What is Adjusted EBITDA?
Adjusted EBITDA is a non-GAAP profit metric determined by the discretionary add-backs dictated by a company’s management team. While many add-backs are broadly accepted, such as restructuring fees and one-time litigation settlements, there is much debate surrounding the proper treatment of items such as stock-based compensation.
How to Calculate Adjusted EBITDA?
Companies are required to file financial statements in accordance with accrual accounting rules that are called Generally Accepted Accounting Principles (GAAP). GAAP gives you some leeway about which expenses you can capitalize (like PP&E) and which you expense (like advertising expenses), but for the most part, you are bound to a rigid set of rules for presenting financial statements.
The problem with this rigidity is that accrual accounting has its shortcomings.
For example, two identical companies might show vastly different net incomes simply because the depreciation & amortization (D&A) expense (an expense that reduces net income) is estimated in different ways: Say the first company assigned a 10-year useful life to its assets while the other assigned 20 years – the 20-year assumption would lead to a higher net income figure.
Since the two companies are identical, and it is simply a management assumption that is distorting the net income line, many analysts adjust net income to ignore expenses like D&A that distort the picture of “true” profitability. These adjustments are called “non-GAAP” adjustments, and they are supposed to cure certain issues accrual accounting presents.
The most common “non-GAAP” metric of profitability is EBITDA (pronounced “ee-bit-duh”). It used to simply mean “earnings before interest, taxes, depreciation & amortization.” The idea was to give analysts a way to compare across companies irrespective of leverage (hence the removal of interest expense), taxes (where various deductions and different jurisdictions can distort seeing “core operating performance”), and D&A. When used correctly, EBITDA as a measure of profits has some real benefits. But it also has several drawbacks and is often misused. And that’s before analysts started shoving even more adjustments into it, like stock based compensation, gains and losses, etc.
Adjusted EBITDA: Examples of Normalization Adjustments
No universal standard applies to EBITDA since it is non-GAAP. Companies love using it because they can publish “adjusted EBITDA” figures that remove a variety of expenses from net income, distracting analysts from ugly net income figures and instead focusing on beautiful, consistent, and growing adjusted EBITDA results.
Why Does Adjusted EBITDA Matter?
At the end of the day, companies aren’t hiding anything – the net income and adjustment detail is all there – these disclosures are just supplements to GAAP results. So what’s the big deal? It turns out that many financial analysts often just accept this data without sufficient scrutiny.
For example, investment bankers generally take a company’s financial disclosures at face value. When investment bankers present valuation summaries to clients in pitch books and fairness opinions, the EBITDA used is almost always exactly what the company said it was.

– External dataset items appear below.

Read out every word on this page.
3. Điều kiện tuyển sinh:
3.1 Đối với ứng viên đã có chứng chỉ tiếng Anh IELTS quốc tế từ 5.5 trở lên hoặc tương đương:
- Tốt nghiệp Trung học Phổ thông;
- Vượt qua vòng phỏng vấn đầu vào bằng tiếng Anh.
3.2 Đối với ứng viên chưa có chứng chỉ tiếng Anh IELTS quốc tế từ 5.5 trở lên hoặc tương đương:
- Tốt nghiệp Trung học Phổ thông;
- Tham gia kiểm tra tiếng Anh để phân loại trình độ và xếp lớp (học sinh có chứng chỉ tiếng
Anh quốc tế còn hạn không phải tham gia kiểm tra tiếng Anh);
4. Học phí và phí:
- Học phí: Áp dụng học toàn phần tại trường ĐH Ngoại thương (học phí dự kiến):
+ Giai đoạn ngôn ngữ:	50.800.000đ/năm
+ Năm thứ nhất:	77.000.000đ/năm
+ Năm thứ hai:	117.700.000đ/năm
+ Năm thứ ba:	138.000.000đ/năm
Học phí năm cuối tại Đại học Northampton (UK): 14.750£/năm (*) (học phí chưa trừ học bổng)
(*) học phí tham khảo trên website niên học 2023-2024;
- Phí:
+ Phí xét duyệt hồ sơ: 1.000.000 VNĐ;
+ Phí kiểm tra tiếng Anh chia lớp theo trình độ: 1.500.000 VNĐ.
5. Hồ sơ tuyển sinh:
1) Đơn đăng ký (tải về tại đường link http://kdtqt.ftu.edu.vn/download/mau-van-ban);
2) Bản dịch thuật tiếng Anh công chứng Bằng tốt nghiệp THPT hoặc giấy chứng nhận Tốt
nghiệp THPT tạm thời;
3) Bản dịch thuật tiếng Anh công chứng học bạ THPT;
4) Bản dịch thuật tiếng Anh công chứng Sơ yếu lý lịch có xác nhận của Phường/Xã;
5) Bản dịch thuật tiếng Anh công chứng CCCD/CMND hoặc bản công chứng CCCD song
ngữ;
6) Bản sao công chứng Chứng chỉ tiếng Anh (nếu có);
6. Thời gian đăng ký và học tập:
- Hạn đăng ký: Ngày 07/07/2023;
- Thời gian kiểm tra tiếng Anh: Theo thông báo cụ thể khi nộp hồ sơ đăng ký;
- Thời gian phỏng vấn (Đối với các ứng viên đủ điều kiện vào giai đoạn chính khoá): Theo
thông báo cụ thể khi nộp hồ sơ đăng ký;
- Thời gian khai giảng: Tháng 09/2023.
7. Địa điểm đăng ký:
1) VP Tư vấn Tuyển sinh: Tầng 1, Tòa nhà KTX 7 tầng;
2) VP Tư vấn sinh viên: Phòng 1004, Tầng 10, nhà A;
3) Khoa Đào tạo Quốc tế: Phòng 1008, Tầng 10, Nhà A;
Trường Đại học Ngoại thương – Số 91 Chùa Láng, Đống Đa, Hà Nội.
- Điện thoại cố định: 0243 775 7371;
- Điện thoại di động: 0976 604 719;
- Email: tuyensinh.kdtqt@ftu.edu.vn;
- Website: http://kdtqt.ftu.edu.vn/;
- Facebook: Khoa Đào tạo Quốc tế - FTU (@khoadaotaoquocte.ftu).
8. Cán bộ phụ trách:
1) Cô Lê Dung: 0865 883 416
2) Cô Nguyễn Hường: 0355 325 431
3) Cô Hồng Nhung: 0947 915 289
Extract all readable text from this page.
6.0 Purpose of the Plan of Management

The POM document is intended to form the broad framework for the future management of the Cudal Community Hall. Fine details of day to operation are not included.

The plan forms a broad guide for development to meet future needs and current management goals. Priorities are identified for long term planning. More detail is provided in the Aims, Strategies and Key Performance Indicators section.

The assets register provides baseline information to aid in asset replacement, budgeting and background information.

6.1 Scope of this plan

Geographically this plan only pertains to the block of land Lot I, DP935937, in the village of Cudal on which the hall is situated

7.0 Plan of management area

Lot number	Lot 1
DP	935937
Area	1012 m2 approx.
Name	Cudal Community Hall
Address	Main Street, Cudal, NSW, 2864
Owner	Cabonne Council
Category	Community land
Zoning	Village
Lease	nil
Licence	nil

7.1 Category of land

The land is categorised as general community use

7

Sell side equity research analysts are a little more skeptical of the numbers (they are, after all, paid to make correct calls about stock performance), but typically accept the EBITDA that the company provides and argue for perhaps a slightly lower multiple / valuation because the company has lower “earnings quality.”
Lastly, investors – the people who actually put their money where their mouth is, should be the ones who are really skeptical, and for better or worse, many (but not all) still regularly rely on company disclosures for screening opportunities and when performing comps analysis.